Cachorro-quente do Parque

Sabores da vida, a identidade como prova de momentos maravilhosos, e a história de um cachorro-quente – chef Carlos Ribeiro

cachorroquente

Tive o privilégio de participar da VIII Semana de Gastronomia da UNIT e de ouvir uma história contada pela chef Adriana Hagenbeck, sergipana da gema, que durante sua infância frequentava regularmente o Parque, conhecido como Praça Teófilo Dantas, para comer um delicioso e diferente cachorro-quente à moda sergipana – ou melhor, à moda do Sr. João, isso em 1975.
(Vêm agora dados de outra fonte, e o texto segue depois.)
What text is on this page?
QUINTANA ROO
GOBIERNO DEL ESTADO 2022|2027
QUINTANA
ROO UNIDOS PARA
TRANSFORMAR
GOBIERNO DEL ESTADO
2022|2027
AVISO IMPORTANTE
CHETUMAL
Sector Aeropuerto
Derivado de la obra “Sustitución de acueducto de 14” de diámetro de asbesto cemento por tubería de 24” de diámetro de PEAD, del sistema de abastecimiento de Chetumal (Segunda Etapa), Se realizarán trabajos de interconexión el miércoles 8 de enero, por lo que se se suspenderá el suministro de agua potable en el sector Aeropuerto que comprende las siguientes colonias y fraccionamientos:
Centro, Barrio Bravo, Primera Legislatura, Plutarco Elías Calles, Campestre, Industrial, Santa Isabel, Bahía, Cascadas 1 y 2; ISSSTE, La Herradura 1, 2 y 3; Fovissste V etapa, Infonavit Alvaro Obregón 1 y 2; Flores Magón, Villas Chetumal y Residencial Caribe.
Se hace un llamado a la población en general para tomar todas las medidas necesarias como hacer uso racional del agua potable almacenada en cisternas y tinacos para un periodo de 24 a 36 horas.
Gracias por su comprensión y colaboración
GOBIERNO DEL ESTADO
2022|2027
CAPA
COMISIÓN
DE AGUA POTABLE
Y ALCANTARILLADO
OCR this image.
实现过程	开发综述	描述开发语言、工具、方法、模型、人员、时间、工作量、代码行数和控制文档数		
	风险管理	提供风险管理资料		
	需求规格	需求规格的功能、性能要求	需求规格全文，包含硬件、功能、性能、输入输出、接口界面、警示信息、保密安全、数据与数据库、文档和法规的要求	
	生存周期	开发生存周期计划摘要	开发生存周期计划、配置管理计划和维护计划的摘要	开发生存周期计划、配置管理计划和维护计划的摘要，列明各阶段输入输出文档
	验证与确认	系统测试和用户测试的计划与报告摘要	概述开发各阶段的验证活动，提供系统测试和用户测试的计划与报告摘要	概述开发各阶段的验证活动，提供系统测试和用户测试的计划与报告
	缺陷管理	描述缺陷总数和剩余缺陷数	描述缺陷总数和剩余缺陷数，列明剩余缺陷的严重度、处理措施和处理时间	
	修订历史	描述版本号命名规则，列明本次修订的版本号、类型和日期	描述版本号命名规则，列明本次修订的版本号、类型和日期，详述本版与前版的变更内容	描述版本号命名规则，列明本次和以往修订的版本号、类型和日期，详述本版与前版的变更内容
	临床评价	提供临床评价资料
O cachorro-quente tinha algumas peculiaridades como a carne moída em molho de tomates, que não ficava muito ensopado nem muito seco, e por cima era finalizado com alface cortada em tirinhas. E ainda tinha o atendimento do Sr. João, que não gostava de clientes que pediam para mudar a montagem, do tipo: “pode tirar a alface?”, daí ele colocava mais (adoro esse tipo de pedido, adoro o método do Sr. João). Outro detalhe era o pão, chamado de jacó, semelhante a uma baguete.

Adriana conta que era muito gulosa e nem pensava em tirar nada do recheio; o que ela pensava mesmo era no cachorro-quente: “Eu só chegava na barraca por causa desse lanche tão gostoso; e ainda tinha uma pipoca de um corante vermelho que ele fazia quando queria, que era um must do momento. Essas guloseimas de tamanha simplicidade feitas por aquele senhor com tanto amor, foi o que acabou me levando para a cozinha, alguns anos depois”, conta ela, que abriu o Mãe Preta, um restaurante que funcionou por 18 anos.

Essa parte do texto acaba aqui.